The second PCR takes the product from the first PCR as a template, and uses semi-nested primers (TCR Primer 2 and TCRa/b Human Primer 2) to amplify the entire variable region and a portion of the constant region of TCR-α and/or TCR-β cDNA (once again, either or both TCR subunit chains may be amplified in a single reaction). Included in the forward and reverse primers are adapter and index sequences which are compatible with the Illumina sequencing platform (read 2 + i7 + P7 and read 1 + i5 + P5, respectively). Following post-PCR purification, size selection, and quality analysis, the library is ready for Illumina sequencing.

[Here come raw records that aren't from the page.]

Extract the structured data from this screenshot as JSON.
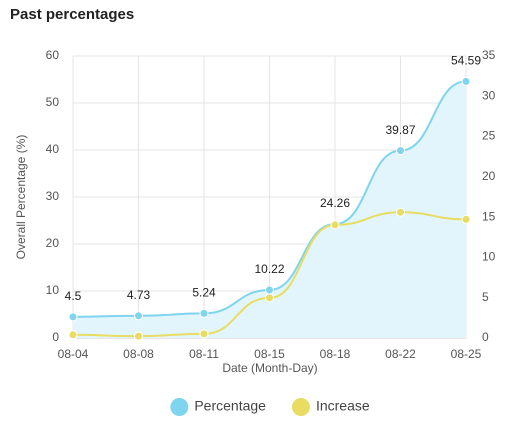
{
  "chart_data": {
    "type": "line",
    "title": "Past percentages",
    "x_label": "Date (Month-Day)",
    "y_label": "Overall Percentage (%)",
    "categories": [
      "08-04",
      "08-08",
      "08-11",
      "08-15",
      "08-18",
      "08-22",
      "08-25"
    ],
    "series": [
      {
        "name": "Percentage",
        "color": "#7fd4ef",
        "area_color": "#e2f5fc",
        "values": [
          4.5,
          4.73,
          5.24,
          10.22,
          24.26,
          39.87,
          54.59
        ],
        "data_labels": true
      },
      {
        "name": "Increase",
        "color": "#e8dc62",
        "axis": "y2",
        "values": [
          0.4,
          0.23,
          0.51,
          4.98,
          14.04,
          15.61,
          14.72
        ]
      }
    ],
    "ylim": [
      0,
      60
    ],
    "yticks": [
      0,
      10,
      20,
      30,
      40,
      50,
      60
    ],
    "y2lim": [
      0,
      35
    ],
    "y2ticks": [
      0,
      5,
      10,
      15,
      20,
      25,
      30,
      35
    ],
    "grid": true,
    "legend": "bottom"
  }
}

Library quality control and Illumina sequencing
Prior to sequencing, libraries are purified and size selected using Solid Phase Reversible Immobilization (SPRI) beads. To confirm the success of library amplification and purification, samples are run on a Fragment Analyzer or Bioanalyzer (Figure 3). The position and shape of electropherogram peaks vary depending on whether TCR-α and/or TCR-β sequence fragments are included in the library, the nature of the sample input, and the analysis method. Once the quality and size of each purified library have been confirmed, samples are sequenced on the Illumina platform using 300 bp paired-end reads, which fully capture the TCR sequence included in each cDNA molecule.